You have experience in analyzing, triaging, scoping, containing, providing guidance for remediation, and determining the root cause of security incidents.
You are familiar with collecting and analyzing security incident related data to identify indicators of attack and compromise.
You have a passion for learning new technologies, collaborating with other experts to find solutions, having complete customer obsession, continuously optimizing and improving the customer support experience, and having fun.
You enjoy working on challenging issues that require in depth investigation, excellent communication, and complete ownership to drive issues to resolution.
You obsess over small details to make sure that each customer interaction not only drives issues to resolution, but also ensures that customers are effectively using Microsoft technologies to further the success of their business.
Beyond extensive technical focus, this role requires the ability to communicate issues and recommendations clearly and concisely and build broad relationships with influencers to impact key business results.
You understand incident response best practices and use this understanding to influence key decision makers.
Scope customer security incidents
Understand and identify indicators of attack and indicators of compromise
Analyze incident data from different threat analytics tools
Communicate recommendations and guidance based on results of security incident analysis to the customer
Coordinate a response to the security incident with other Microsoft security and consulting teams
Develop, document, and implement runbooks, capabilities, and techniques for IR
Perform security triage and analysis on endpoint, server and network infrastructure
Collaborate with the security intelligence team by providing samples of malware from the customer’s environment
Perform activities necessary for immediate containment and short-term resolution of incidents
Maintain current knowledge and understanding of the threat landscape, emerging security threats, and vulnerabilities
Experience supporting large and complex geographically distributed enterprise environments with 1000+ users
Demonstrated passion for learning new technologies
Strong collaborative skills and extensive cross-group coordination skills
Excellent documentation skills and ability to translate complex technical processes into simple to follow written guides
Previous experience working in a large, complex, highly matrixed global organization is preferred
Ability to work in a high pace environment with many competing priorities and randomization
Demonstrated experience in Network Security Administration, and / or Systems Administration with experience in Windows Server, Windows Client, and Active Directory Administration
Security Incident Response experience with recent operational security experience (SOC, Malware Analysis, IDS / IPS Analysis, threat analytics, windows server, and endpoint security, etc.)
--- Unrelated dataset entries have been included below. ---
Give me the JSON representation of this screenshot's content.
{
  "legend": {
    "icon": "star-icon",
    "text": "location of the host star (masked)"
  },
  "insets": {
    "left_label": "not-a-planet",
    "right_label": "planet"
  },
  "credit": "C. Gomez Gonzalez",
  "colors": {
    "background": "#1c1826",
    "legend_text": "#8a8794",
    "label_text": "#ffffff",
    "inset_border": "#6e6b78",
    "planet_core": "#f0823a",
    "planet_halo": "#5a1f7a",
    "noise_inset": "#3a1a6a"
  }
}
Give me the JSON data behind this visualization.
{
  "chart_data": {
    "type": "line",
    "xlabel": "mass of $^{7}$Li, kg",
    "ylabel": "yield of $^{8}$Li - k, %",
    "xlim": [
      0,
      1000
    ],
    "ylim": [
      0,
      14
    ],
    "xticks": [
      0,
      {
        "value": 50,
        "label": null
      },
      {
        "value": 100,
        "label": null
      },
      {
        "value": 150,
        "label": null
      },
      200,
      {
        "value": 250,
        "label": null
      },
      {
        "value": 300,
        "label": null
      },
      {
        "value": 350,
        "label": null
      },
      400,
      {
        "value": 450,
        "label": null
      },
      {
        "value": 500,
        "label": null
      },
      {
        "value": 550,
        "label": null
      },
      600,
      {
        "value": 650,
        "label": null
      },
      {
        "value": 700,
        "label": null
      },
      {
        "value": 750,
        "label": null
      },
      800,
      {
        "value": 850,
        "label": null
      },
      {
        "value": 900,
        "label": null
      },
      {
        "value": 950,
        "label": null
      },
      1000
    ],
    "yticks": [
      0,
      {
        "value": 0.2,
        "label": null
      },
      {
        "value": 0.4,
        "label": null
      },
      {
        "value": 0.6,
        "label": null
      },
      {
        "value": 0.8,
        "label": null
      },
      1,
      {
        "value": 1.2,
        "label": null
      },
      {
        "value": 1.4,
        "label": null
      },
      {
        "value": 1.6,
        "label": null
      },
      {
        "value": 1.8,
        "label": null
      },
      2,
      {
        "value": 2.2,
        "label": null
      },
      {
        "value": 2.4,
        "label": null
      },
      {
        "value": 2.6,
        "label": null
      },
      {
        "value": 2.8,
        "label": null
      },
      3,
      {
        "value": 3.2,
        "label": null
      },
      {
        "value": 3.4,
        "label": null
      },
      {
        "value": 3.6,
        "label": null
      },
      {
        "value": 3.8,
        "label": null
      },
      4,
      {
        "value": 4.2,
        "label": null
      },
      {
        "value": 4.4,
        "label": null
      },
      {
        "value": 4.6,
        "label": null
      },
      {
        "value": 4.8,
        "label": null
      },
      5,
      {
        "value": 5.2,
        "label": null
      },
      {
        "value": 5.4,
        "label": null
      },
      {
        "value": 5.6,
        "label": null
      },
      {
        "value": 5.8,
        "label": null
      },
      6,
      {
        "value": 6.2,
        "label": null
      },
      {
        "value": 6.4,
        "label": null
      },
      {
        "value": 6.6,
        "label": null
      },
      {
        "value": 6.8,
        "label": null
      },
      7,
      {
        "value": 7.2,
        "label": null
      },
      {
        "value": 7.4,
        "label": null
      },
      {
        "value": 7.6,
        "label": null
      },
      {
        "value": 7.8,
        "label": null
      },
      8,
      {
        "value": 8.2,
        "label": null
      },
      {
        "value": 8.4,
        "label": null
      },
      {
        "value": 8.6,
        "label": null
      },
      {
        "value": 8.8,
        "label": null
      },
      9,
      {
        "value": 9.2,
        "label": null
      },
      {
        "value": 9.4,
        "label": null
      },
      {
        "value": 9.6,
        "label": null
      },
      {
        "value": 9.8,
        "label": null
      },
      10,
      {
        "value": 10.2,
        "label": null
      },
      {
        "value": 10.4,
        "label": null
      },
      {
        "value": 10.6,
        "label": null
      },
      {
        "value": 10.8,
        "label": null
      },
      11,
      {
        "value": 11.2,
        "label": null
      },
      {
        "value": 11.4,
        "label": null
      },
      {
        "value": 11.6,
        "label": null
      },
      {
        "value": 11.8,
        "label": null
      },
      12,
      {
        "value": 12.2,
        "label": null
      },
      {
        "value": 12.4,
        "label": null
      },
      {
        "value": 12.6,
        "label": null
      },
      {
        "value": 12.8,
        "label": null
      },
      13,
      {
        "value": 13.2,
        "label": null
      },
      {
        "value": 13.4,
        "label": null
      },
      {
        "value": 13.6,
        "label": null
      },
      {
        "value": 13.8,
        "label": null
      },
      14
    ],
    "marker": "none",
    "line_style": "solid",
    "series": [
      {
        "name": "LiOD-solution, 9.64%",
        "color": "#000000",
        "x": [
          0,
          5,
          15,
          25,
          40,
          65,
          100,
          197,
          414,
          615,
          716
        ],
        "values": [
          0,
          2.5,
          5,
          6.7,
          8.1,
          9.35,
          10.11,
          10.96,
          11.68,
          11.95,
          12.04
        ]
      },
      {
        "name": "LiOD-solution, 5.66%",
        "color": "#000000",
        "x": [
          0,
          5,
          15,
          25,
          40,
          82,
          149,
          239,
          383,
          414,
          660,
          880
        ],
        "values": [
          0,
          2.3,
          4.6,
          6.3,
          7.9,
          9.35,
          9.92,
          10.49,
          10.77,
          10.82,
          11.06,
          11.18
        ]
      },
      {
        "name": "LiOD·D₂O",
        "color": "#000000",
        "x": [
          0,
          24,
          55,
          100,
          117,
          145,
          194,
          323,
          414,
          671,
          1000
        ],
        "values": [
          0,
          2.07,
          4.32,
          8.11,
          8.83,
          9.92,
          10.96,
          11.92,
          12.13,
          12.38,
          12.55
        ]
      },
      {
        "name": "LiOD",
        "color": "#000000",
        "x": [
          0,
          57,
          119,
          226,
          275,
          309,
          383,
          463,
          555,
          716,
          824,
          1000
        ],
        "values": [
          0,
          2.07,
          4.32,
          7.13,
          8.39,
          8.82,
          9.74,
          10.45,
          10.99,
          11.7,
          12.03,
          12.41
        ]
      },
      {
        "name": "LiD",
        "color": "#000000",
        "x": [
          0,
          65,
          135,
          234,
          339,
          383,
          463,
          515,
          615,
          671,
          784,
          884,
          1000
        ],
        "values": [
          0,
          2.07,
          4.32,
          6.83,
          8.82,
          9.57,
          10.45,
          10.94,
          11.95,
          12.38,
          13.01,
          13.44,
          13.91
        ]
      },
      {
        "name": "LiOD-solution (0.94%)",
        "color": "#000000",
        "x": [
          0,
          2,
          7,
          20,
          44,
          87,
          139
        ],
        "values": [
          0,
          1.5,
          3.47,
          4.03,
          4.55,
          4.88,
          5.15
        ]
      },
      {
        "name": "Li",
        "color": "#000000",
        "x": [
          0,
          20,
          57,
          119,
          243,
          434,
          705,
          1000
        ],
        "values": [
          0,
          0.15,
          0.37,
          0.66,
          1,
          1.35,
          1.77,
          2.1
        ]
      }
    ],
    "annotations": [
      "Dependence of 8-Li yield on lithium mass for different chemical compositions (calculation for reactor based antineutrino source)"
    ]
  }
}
Knowledge and hands-on experience working with any of the major cloud providers, including cloud security, networking, and migration of multi-cloud or hybrid deployments
Automation (PowerShell and / or Python, Java, or a similar language, can be a beginner to intermediate level).
Experience in Linux and / or Mac administration is prefered
Ability to meet Microsoft, customer and / or government security screening requirements are required for this role. These requirements include, but are not limited to the following specialized security screenings : Microsoft Cloud Background Check : This position will be required to pass the Microsoft Cloud Background Check upon hire / transfer and every two years thereafter.